How much of a 200 dollar credit limit should I use? ›

How much should I spend on a $200 credit limit? The rule of thumb is to keep your credit utilization under 30%. That means if you have a $200 limit, you should aim to keep your total balance below $60.

Is having zero credit utilization bad? ›

Maintaining a 0% utilization rate on all your credit card accounts can help your credit scores, but you can achieve excellent scores without doing so. A low utilization rate, preferably under 10%, is ideal.

Does credit utilization reset every month? ›

Every month, your card issuers report the balances on your credit cards to one or more of the three major credit bureaus — Experian, Equifax and TransUnion. This data then lands on your credit reports. When a new credit card balance is reported, the new level of credit utilization is what counts for your score.

How to get 800 credit score? ›

Making on-time payments to creditors, keeping your credit utilization low, having a long credit history, maintaining a good mix of credit types, and occasionally applying for new credit lines are the factors that can get you into the 800 credit score club.

How much should I spend if my credit limit is $1000? ›

How much should I spend if my credit limit is $1,000? The Consumer Financial Protection Bureau recommends keeping your credit utilization under 30%. If you have a card with a credit limit of $1,000, try to keep your balance below $300.

Is 1% a good credit utilization? ›

A lower credit utilization ratio is better for your credit scores, but a little utilization is better than none at all. As a result, the best revolving credit utilization ratio may be 1%. However, you don't need a 1% utilization ratio to have an exceptional credit score.

What is ideal credit limit Utilisation? ›

A good credit utilisation ratio is typically considered below 30% of your available credit. For instance, if you have a credit card with a credit limit of Rs 20,000, keep your balance below Rs 6,000 (30% of Rs 20,000).

What is the credit card utilization for an 800 credit score? ›

Generally, you want your credit utilization ratio to be 30% or less. For those with credit scores of 800 or higher, their average utilization ratio is 6.1%.
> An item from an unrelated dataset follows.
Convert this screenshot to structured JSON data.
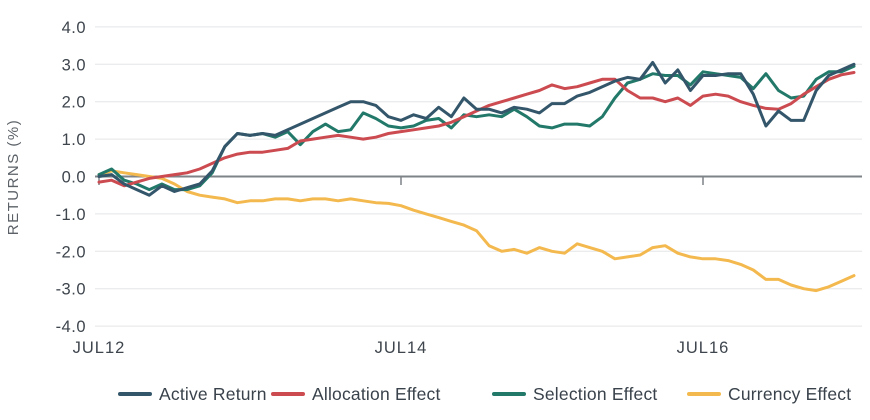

Is 10% credit utilization better than 30%? ›

A general rule of thumb is to keep your credit utilization ratio below 30%. And if you really want to be an overachiever, aim for 10%. According to Experian, people who keep their credit utilization under 10% for each of their cards also tend to have exceptional credit scores (a FICO® Score of 800 or higher).

Will 50% credit utilization hurt me? ›

Using more than 30% of your available credit on your cards can hurt your credit score. The lower you can get your balance relative to your limit, the better for your score. (It's best to pay it off every month if you can.)

Is 55 credit utilization bad? ›

Experts traditionally recommend not using more than 30% of your available credit in a given month, and ideally keeping it closer to 10% or below. That's because to lenders, seeing a borrower put a lot of money on their credit card can be a red flag that they won't be able to pay back what they owe.